What exactly this criterion covers
This criterion is subtle… until it blocks SEO performance.
**M15 — Follow-up questions** (Chapter 14 - GEO & AEO): Anticipate and answer likely follow-up questions
This criterion is subtle… until it blocks SEO performance.
The **M15 — Follow-up questions** criterion is part of our SEO checklist (335 criteria). Here, you have a **practical** method to check and fix it — with a concrete example.
This criterion is subtle… until it blocks SEO performance.
**M15 — Follow-up questions** (Chapter 14 - GEO & AEO): Anticipate and answer likely follow-up questions
Why it counts: it’s a safeguard against duplicate content / cannibalization. When poorly applied, common issues include: ambiguity (wrong associated query), duplication between pages, or loss of performance on indexing rate.
On volume-generated sites, this criterion also acts as a **safeguard**: a stable rule prevents 1,000 errors at once.
Approach: quick audit (manual + 1 tool). Recommended tool: **Google Trends**.
Tip: first isolate 10 “representative” URLs (top pages + generated pages) before scaling the fix.
Strategy: repair, re-crawl, and monitor in Search Console.
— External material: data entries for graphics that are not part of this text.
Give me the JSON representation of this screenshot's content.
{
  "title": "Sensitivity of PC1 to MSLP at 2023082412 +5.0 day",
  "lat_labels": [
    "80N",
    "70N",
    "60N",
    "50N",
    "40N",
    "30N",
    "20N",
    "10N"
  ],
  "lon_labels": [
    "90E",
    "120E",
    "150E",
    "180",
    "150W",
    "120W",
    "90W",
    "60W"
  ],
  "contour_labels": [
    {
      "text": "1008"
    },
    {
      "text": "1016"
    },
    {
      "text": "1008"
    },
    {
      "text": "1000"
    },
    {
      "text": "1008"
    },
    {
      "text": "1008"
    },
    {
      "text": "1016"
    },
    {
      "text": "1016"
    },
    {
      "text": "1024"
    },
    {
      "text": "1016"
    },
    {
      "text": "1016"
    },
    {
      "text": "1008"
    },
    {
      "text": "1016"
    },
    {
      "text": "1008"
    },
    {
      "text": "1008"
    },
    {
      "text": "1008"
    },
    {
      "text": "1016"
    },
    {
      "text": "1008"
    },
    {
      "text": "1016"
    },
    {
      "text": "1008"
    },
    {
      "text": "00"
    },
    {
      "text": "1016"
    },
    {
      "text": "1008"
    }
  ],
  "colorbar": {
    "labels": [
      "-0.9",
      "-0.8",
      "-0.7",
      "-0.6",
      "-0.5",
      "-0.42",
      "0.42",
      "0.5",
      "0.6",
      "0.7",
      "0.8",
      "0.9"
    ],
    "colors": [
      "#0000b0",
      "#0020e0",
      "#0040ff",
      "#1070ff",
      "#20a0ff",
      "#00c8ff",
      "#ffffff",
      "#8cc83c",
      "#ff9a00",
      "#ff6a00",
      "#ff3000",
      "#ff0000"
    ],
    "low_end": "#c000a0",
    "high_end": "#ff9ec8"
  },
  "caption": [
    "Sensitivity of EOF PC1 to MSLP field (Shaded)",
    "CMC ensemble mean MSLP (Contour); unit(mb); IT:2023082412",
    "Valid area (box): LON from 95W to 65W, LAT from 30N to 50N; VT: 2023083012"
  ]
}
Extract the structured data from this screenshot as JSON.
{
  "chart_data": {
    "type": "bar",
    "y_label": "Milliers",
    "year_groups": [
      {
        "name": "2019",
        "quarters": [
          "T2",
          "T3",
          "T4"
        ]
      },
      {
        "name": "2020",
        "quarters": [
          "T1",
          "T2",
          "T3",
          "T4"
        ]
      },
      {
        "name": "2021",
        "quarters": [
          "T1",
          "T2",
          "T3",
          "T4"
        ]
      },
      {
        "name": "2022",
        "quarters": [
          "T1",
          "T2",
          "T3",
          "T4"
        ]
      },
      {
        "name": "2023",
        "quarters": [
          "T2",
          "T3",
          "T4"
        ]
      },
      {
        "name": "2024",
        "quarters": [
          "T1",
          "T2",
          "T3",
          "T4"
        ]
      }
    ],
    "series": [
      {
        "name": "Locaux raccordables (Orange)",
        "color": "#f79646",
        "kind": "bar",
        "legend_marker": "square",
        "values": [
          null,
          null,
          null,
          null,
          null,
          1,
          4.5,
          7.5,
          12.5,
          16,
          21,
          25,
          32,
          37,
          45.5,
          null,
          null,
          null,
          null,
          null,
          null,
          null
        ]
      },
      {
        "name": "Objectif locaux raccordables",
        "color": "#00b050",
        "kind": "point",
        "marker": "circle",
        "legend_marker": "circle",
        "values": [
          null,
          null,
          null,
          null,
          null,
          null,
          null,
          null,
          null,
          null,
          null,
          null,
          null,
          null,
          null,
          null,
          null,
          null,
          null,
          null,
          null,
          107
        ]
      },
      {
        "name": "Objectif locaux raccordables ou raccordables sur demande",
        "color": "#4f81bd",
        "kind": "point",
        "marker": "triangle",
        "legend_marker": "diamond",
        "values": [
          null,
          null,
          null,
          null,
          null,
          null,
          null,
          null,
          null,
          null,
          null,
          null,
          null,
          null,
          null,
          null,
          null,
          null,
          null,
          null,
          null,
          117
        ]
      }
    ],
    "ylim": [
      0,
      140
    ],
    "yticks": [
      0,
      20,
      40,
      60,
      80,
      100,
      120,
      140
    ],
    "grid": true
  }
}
Then: re-crawl 50–200 URLs, then monitor Search Console for 7–14 days (impressions/CTR/indexing).
Example (illustrative):
Fixing an isolated page without fixing the template/import: the error returns in the next generation.
For this type of criterion, a crawl (e.g., Screaming Frog) + targeted verification in Google Trends is generally the fastest combo.
Freeze an auto-generation rule (title/structure/schema/URLs) + add automatic control (crawl or test) before production import.
Validate this criterion with an audit, then deepen the method in the Academy.